The journey, like the poem, is cyclical. Having left his holy man, as he must if he is to grow, he experiences all the horrors that await a person coming out of a contemplative retreat into the noise and chaos of the quotidian world. Trying to find peace in the hilltown of Simla, he comes across a dusty volume on the history and legends of old London and the Matter of Britain: the relief at finding an objective correlative worthy of his imagination is palpable: "And three or four weeks by good chance / I lived in Troynovant, exotic mother of London, / turning the dusty treasures in the sunlight slowly, / ... It was written! / And it seemed to me you had given a parting gift." Vale Royal, 22 years later, was the fruit.

Dun's total isolation from conventional literary outlets is his great linguistic strength, because it has allowed him the freedom to develop his characteristic style without interference from fashion. In particular, he has evolved a mastery of the long, sinuous sentence which, so far from buckling under its weight, is frequently sustained over six or more lines, and which, to be best appreciated, should be heard, not read.
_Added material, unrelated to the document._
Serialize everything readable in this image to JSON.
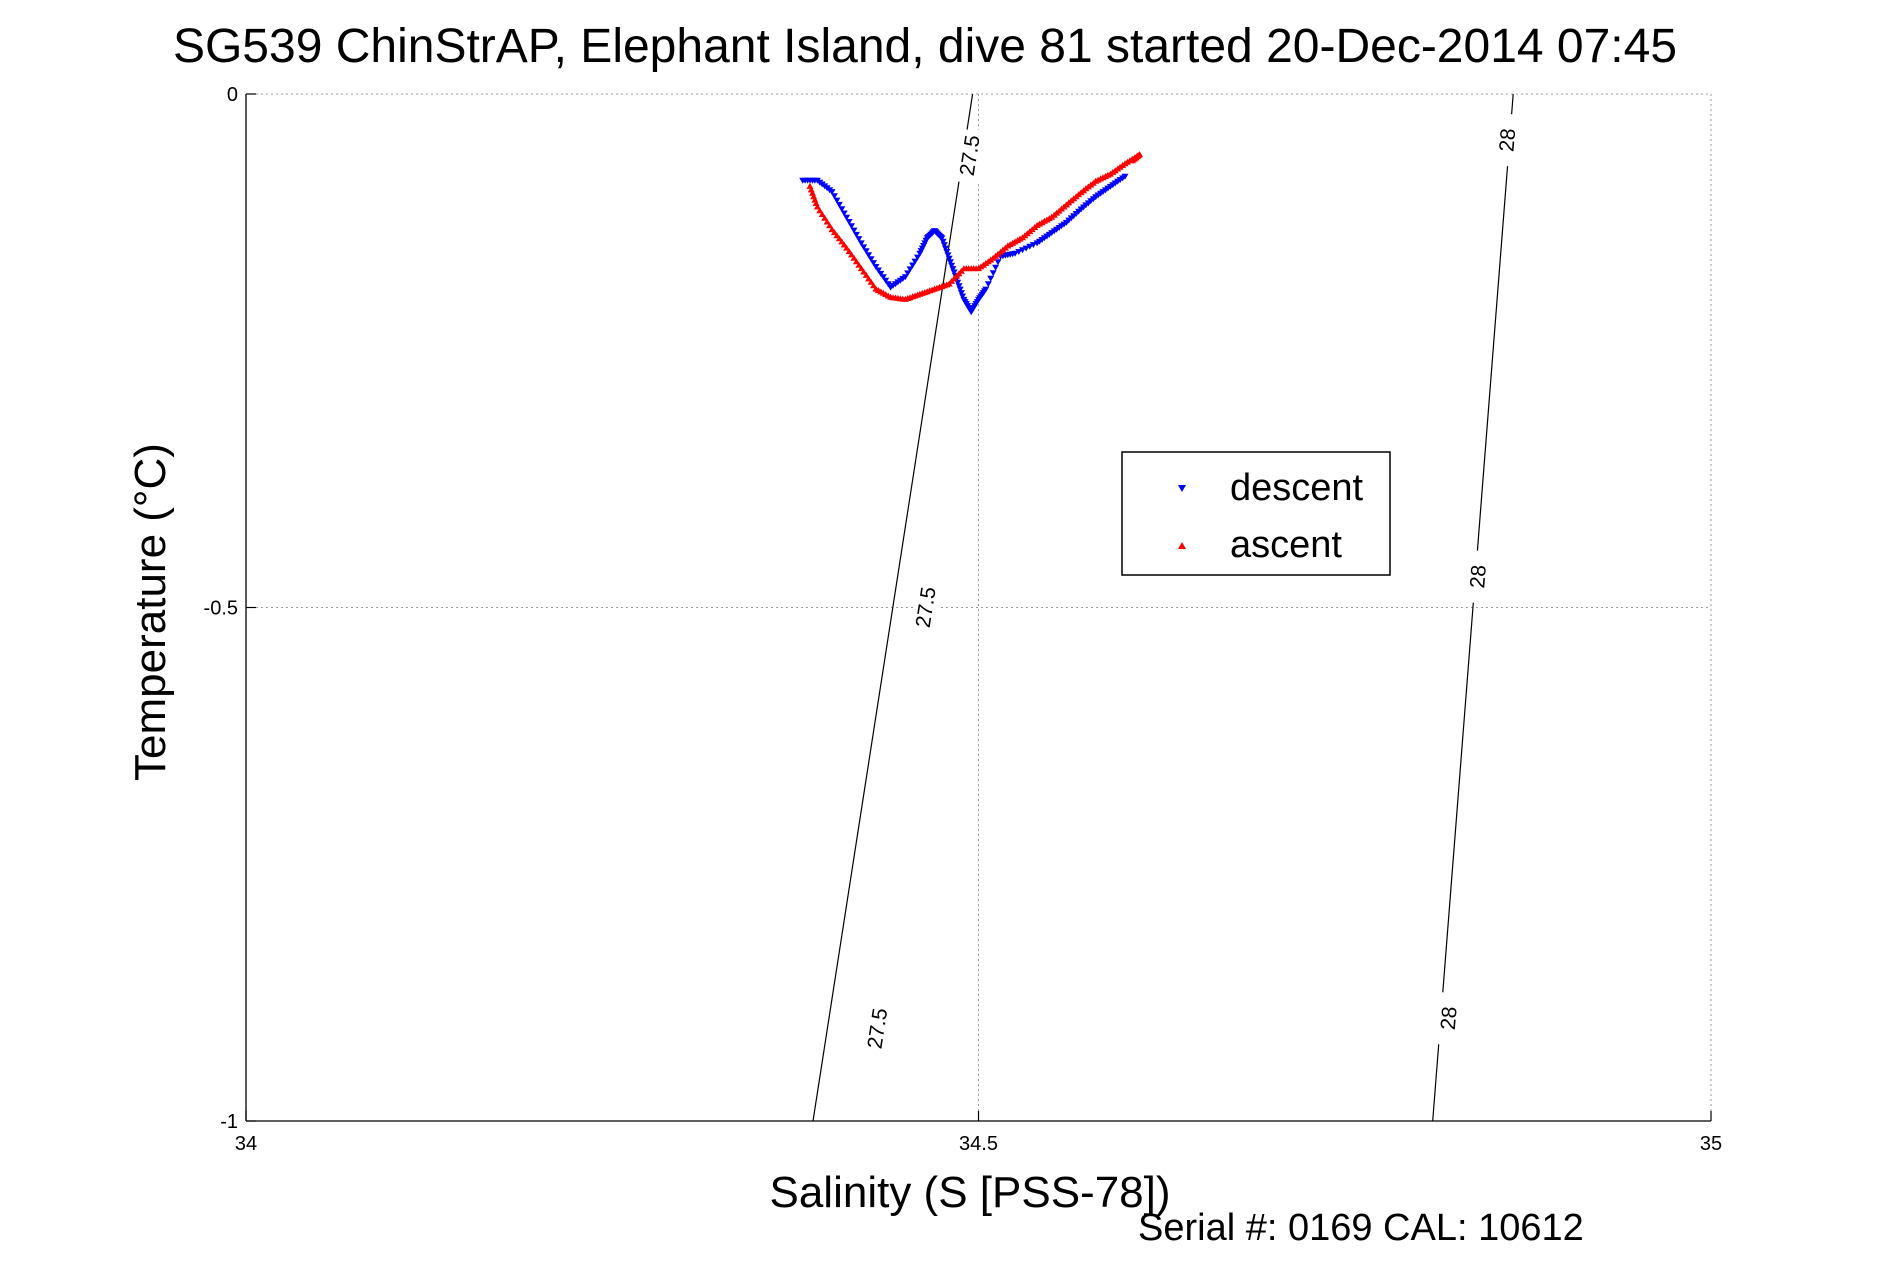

This creates both a build-up of narrative tension and a deceptively effortless fluidity; it also permits the elaboration of discursive passages which do not shirk abstraction: indeed, such sections are interwoven with his shimmering descriptive language in such a way as to reinforce the all-encompassing nature of his concerns: "Suns of unique mornings found us one day in transit / hill-walking as it happened in the deep-green pine belt / up along circular arcadian trackways sunlit, / talking as we circled of the great transpersonal sadness / beyond the small diameter of any one experience."This poetic voice really is unique in modern writing in English.
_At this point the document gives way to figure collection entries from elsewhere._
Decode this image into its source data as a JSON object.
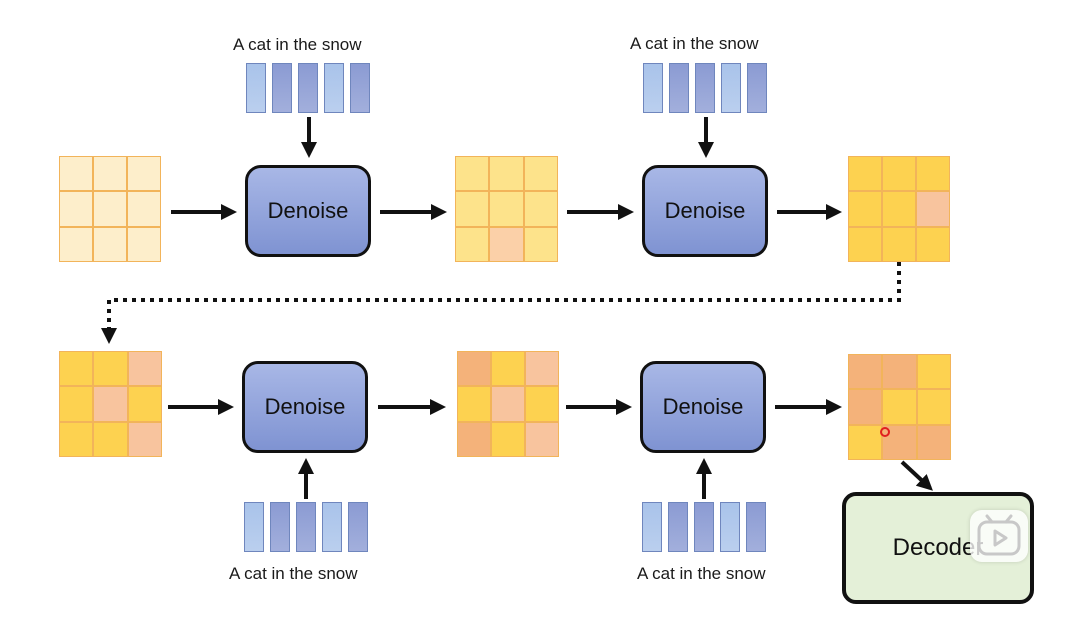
{
  "captions": [
    "A cat in the snow",
    "A cat in the snow",
    "A cat in the snow",
    "A cat in the snow"
  ],
  "denoise_label": "Denoise",
  "decoder_label": "Decoder",
  "colors": {
    "box_fill_top": "#a8b7e6",
    "box_fill_bottom": "#7f93d2",
    "decoder_fill": "#e4f0d8",
    "token_light": "#a9c3ea",
    "token_dark": "#8b9bd3",
    "cream": "#fdeecb",
    "light_yellow": "#fde38b",
    "peach_light": "#fbd0a8",
    "gold": "#fdd250",
    "peach": "#f8c49e",
    "orange": "#f4b27a"
  },
  "latent_grids": [
    [
      "cream",
      "cream",
      "cream",
      "cream",
      "cream",
      "cream",
      "cream",
      "cream",
      "cream"
    ],
    [
      "light_yellow",
      "light_yellow",
      "light_yellow",
      "light_yellow",
      "light_yellow",
      "light_yellow",
      "light_yellow",
      "peach_light",
      "light_yellow"
    ],
    [
      "gold",
      "gold",
      "gold",
      "gold",
      "gold",
      "peach",
      "gold",
      "gold",
      "gold"
    ],
    [
      "gold",
      "gold",
      "peach",
      "gold",
      "peach",
      "gold",
      "gold",
      "gold",
      "peach"
    ],
    [
      "orange",
      "gold",
      "peach",
      "gold",
      "peach",
      "gold",
      "orange",
      "gold",
      "peach"
    ],
    [
      "orange",
      "orange",
      "gold",
      "orange",
      "gold",
      "gold",
      "gold",
      "orange",
      "orange"
    ]
  ],
  "token_colors": [
    "token_light",
    "token_dark",
    "token_dark",
    "token_light",
    "token_dark"
  ],
  "icons": [
    "play-icon",
    "pointer-dot-icon"
  ]
}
Given the standard of what Dun here achieves, it does seem almost captious to say that in one short section of Canto IV, where the father recalls a tale of two beautiful young Cuban girls, one slave-owning, the other slave owned, the internal references do not seem to me to make clear quite how this story fits into the overall structure of the poem: perhaps the incident is too removed from the experience of the poet himself. Nevertheless, even here, the language is full of evocative power: "Black Cinderella, African princess in bondage, / barefoot beauty in rags with her chastened shoulders / walks like a swaying sidewinder or a diamondback / up from the house-kitchen climbing a flight of white stairs."

This poem is noble, both in conception and execution, a dense weave of lived experience, serious philosophical and theological questioning, humour, knowledge of many different spiritual and cultural traditions, evocations of spectacular inward and outward journeys, a celebration of life. And in the concluding sequence, as he clings to the outside of a steam train on the sizzling plains of India, comes the epiphany he has been searching for: "And the train rolled faster into the dust-storm coming, / telegraph-poles fighting with King Cobra, whiplashing / an inch from my spine, whistling in the noon-race... / ... / And then, with death alongside, knowing I was dying, / thundering into the fiery void without anything, / suddenly I knew I was full and overflowing. / And the tears came to prove it on both sides of my face."